Target sinks on expense concerns despite Q1 earnings beat
Target shares are sinking in volatile early Wednesday trading, erasing its premarket gains as investor anxiety over rising corporate overhead and tightening profit margins appeared to overawe strong Q1 earnings results that beat Wall Street estimates.
Key numbers:
Revenue of $25.44 billion (estimate: $24.11 billion).
Adjusted earnings per share of $1.71 (estimate: $1.43).
Same-store sales growth of 5.6% (estimate: 1.85%).
Target's headline numbers signaled clear, if partial, comeback story with 6.7% net sales growth, breaking a year-long slump. The company also raised its full-year sales growth forecast to 4.0% compared with 2025, double its previous forecast of 2% growth. The company now projects annual EPS to land at the high end of its $7.50 to $8.50 range, beating the $8.10 consensus estimate from Wall Street.

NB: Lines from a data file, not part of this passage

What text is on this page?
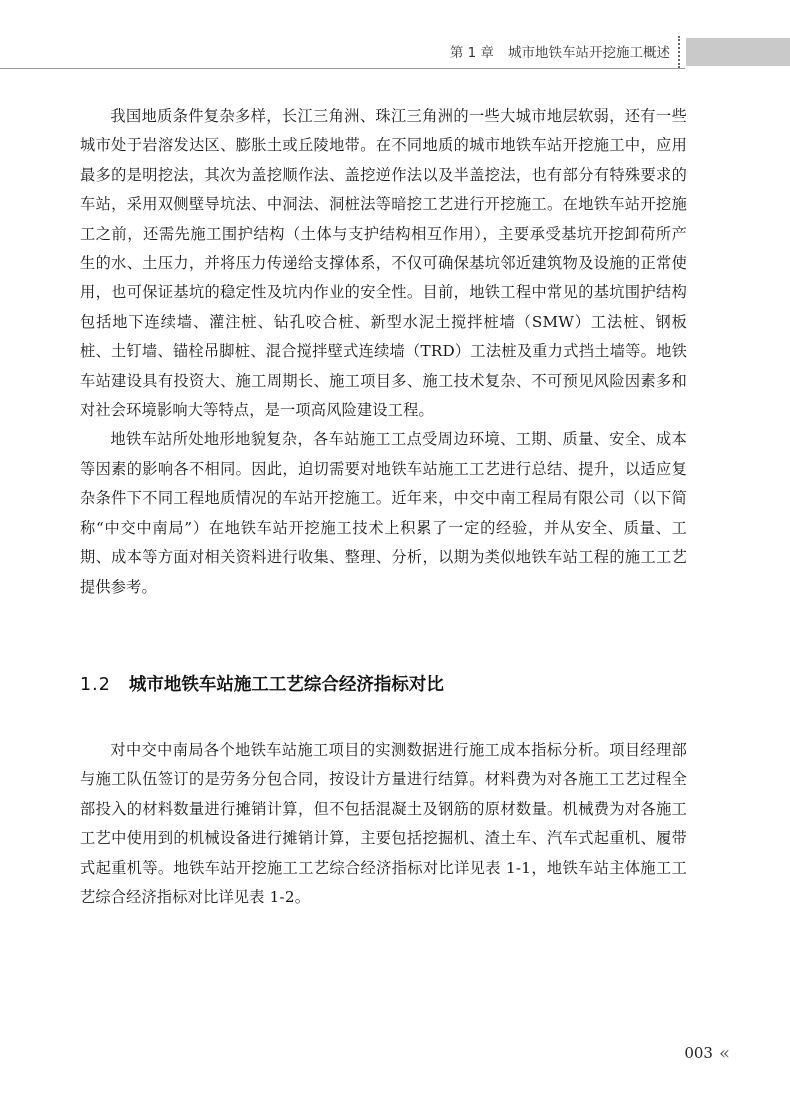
第 1 章 城市地铁车站开挖施工概述

我国地质条件复杂多样，长江三角洲、珠江三角洲的一些大城市地层软弱，还有一些城市处于岩溶发达区、膨胀土或丘陵地带。在不同地质的城市地铁车站开挖施工中，应用最多的是明挖法，其次为盖挖顺作法、盖挖逆作法以及半盖挖法，也有部分有特殊要求的车站，采用双侧壁导坑法、中洞法、洞桩法等暗挖工艺进行开挖施工。在地铁车站开挖施工之前，还需先施工围护结构（土体与支护结构相互作用），主要承受基坑开挖卸荷所产生的水、土压力，并将压力传递给支撑体系，不仅可确保基坑邻近建筑物及设施的正常使用，也可保证基坑的稳定性及坑内作业的安全性。目前，地铁工程中常见的基坑围护结构包括地下连续墙、灌注桩、钻孔咬合桩、新型水泥土搅拌桩墙（SMW）工法桩、钢板桩、土钉墙、锚栓吊脚桩、混合搅拌壁式连续墙（TRD）工法桩及重力式挡土墙等。地铁车站建设具有投资大、施工周期长、施工项目多、施工技术复杂、不可预见风险因素多和对社会环境影响大等特点，是一项高风险建设工程。

地铁车站所处地形地貌复杂，各车站施工工点受周边环境、工期、质量、安全、成本等因素的影响各不相同。因此，迫切需要对地铁车站施工工艺进行总结、提升，以适应复杂条件下不同工程地质情况的车站开挖施工。近年来，中交中南工程局有限公司（以下简称“中交中南局”）在地铁车站开挖施工技术上积累了一定的经验，并从安全、质量、工期、成本等方面对相关资料进行收集、整理、分析，以期为类似地铁车站工程的施工工艺提供参考。

1.2 城市地铁车站施工工艺综合经济指标对比

对中交中南局各个地铁车站施工项目的实测数据进行施工成本指标分析。项目经理部与施工队伍签订的是劳务分包合同，按设计方量进行结算。材料费为对各施工工艺过程全部投入的材料数量进行摊销计算，但不包括混凝土及钢筋的原材数量。机械费为对各施工工艺中使用到的机械设备进行摊销计算，主要包括挖掘机、渣土车、汽车式起重机、履带式起重机等。地铁车站开挖施工工艺综合经济指标对比详见表 1-1，地铁车站主体施工工艺综合经济指标对比详见表 1-2。

003 «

However, Target’s operational expenses climbed to 21.9% of its total revenue last quarter, up from last year, with the company citing "higher compensation costs" and "higher marketing expense" to explain the jump . These rising costs were only partially offset by the boost from Target's strong sales growth.
"While we have momentum, we’re also being cautious about the near-term operating environment," said Michael Fiddelke, CEO of Target. "With consumers weighing multiple headwinds and tailwinds, and recent dips in consumer sentiment, we continue to place a premium on flexibility, not wanting to swing too hard too quickly, despite the early signs of momentum we’re seeing."

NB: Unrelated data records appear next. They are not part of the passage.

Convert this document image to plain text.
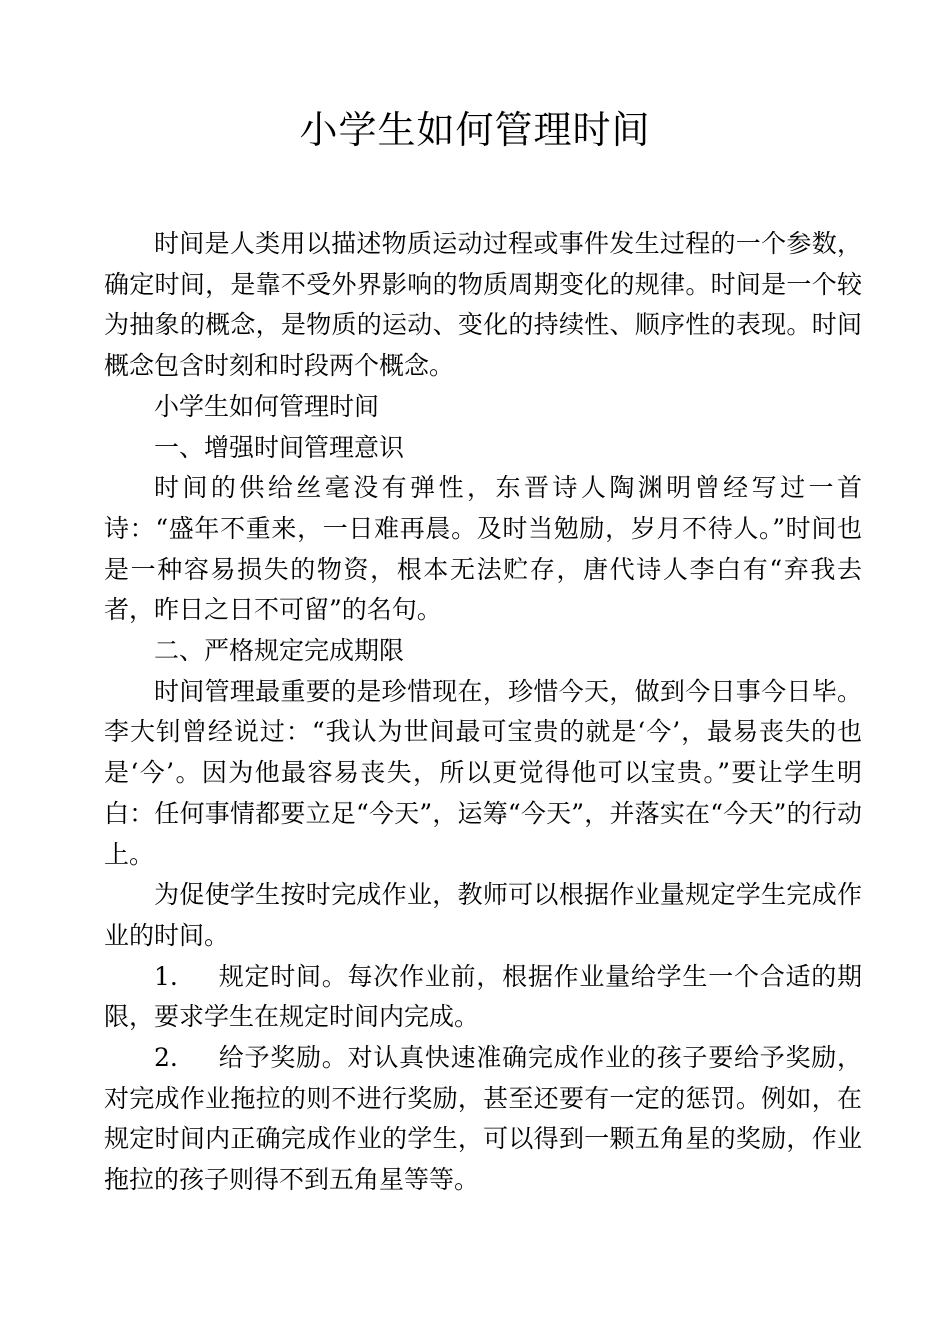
小学生如何管理时间

时间是人类用以描述物质运动过程或事件发生过程的一个参数，确定时间，是靠不受外界影响的物质周期变化的规律。时间是一个较为抽象的概念，是物质的运动、变化的持续性、顺序性的表现。时间概念包含时刻和时段两个概念。

小学生如何管理时间

一、增强时间管理意识

时间的供给丝毫没有弹性，东晋诗人陶渊明曾经写过一首诗：“盛年不重来，一日难再晨。及时当勉励，岁月不待人。”时间也是一种容易损失的物资，根本无法贮存，唐代诗人李白有“弃我去者，昨日之日不可留”的名句。

二、严格规定完成期限

时间管理最重要的是珍惜现在，珍惜今天，做到今日事今日毕。李大钊曾经说过：“我认为世间最可宝贵的就是‘今’，最易丧失的也是‘今’。因为他最容易丧失，所以更觉得他可以宝贵。”要让学生明白：任何事情都要立足“今天”，运筹“今天”，并落实在“今天”的行动上。

为促使学生按时完成作业，教师可以根据作业量规定学生完成作业的时间。

1. 规定时间。每次作业前，根据作业量给学生一个合适的期限，要求学生在规定时间内完成。

2. 给予奖励。对认真快速准确完成作业的孩子要给予奖励，对完成作业拖拉的则不进行奖励，甚至还要有一定的惩罚。例如，在规定时间内正确完成作业的学生，可以得到一颗五角星的奖励，作业拖拉的孩子则得不到五角星等等。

This is the first earnings report under newly appointed CEO Michael Fiddelke, who officially took the helm in February and who’s focused on enhancing operational efficiency amid a prolonged retail sales slump.

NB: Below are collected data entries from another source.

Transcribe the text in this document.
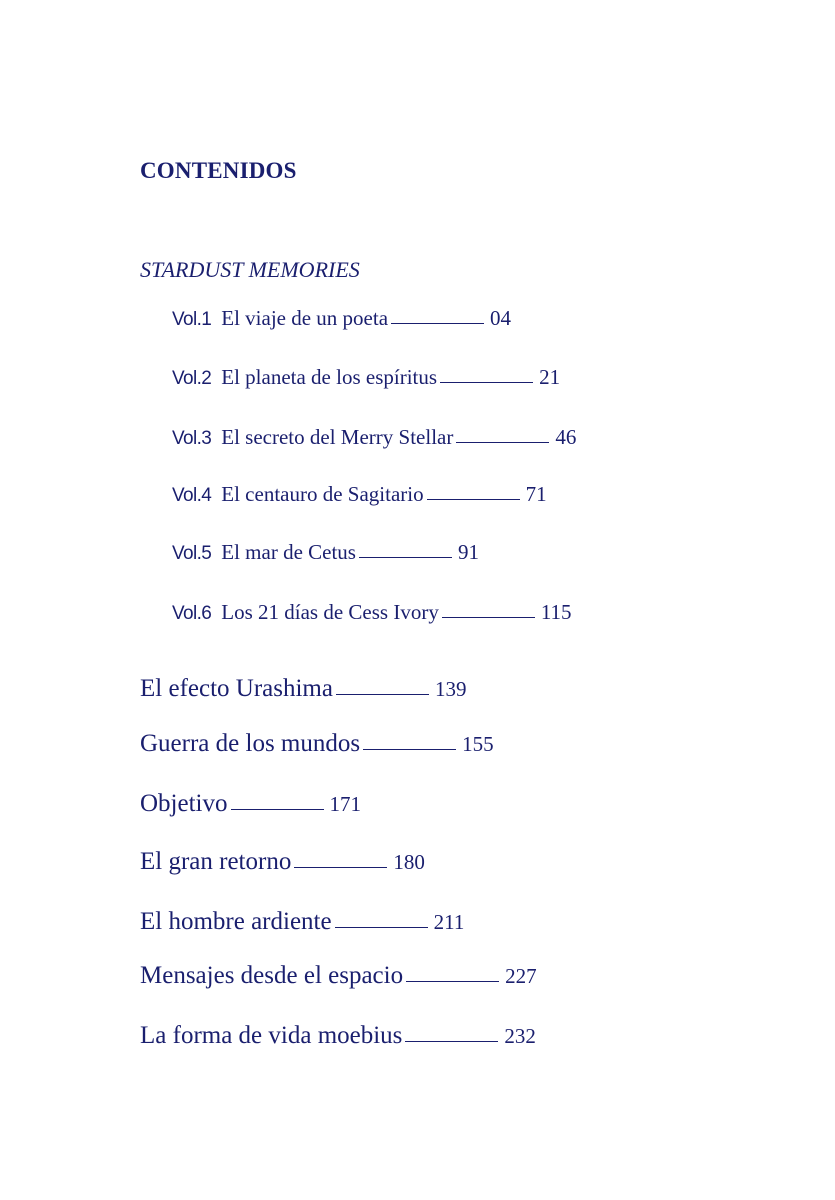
CONTENIDOS
STARDUST MEMORIES
Vol.1 El viaje de un poeta	04
Vol.2 El planeta de los espíritus	21
Vol.3 El secreto del Merry Stellar	46
Vol.4 El centauro de Sagitario	71
Vol.5 El mar de Cetus	91
Vol.6 Los 21 días de Cess Ivory	115
El efecto Urashima	139
Guerra de los mundos	155
Objetivo	171
El gran retorno	180
El hombre ardiente	211
Mensajes desde el espacio	227
La forma de vida moebius	232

Target yesterday announced that it tapped former Walmart exec Jeff England as chief supply chain officer to optimize inventory and delivery, part of a wider $6 billion turnaround. The retailer is also overhauling its beauty, baby, and apparel categories through exclusive Parke and “Pokémon” partnerships, though margins remain sensitive to inventory markdowns and labor costs.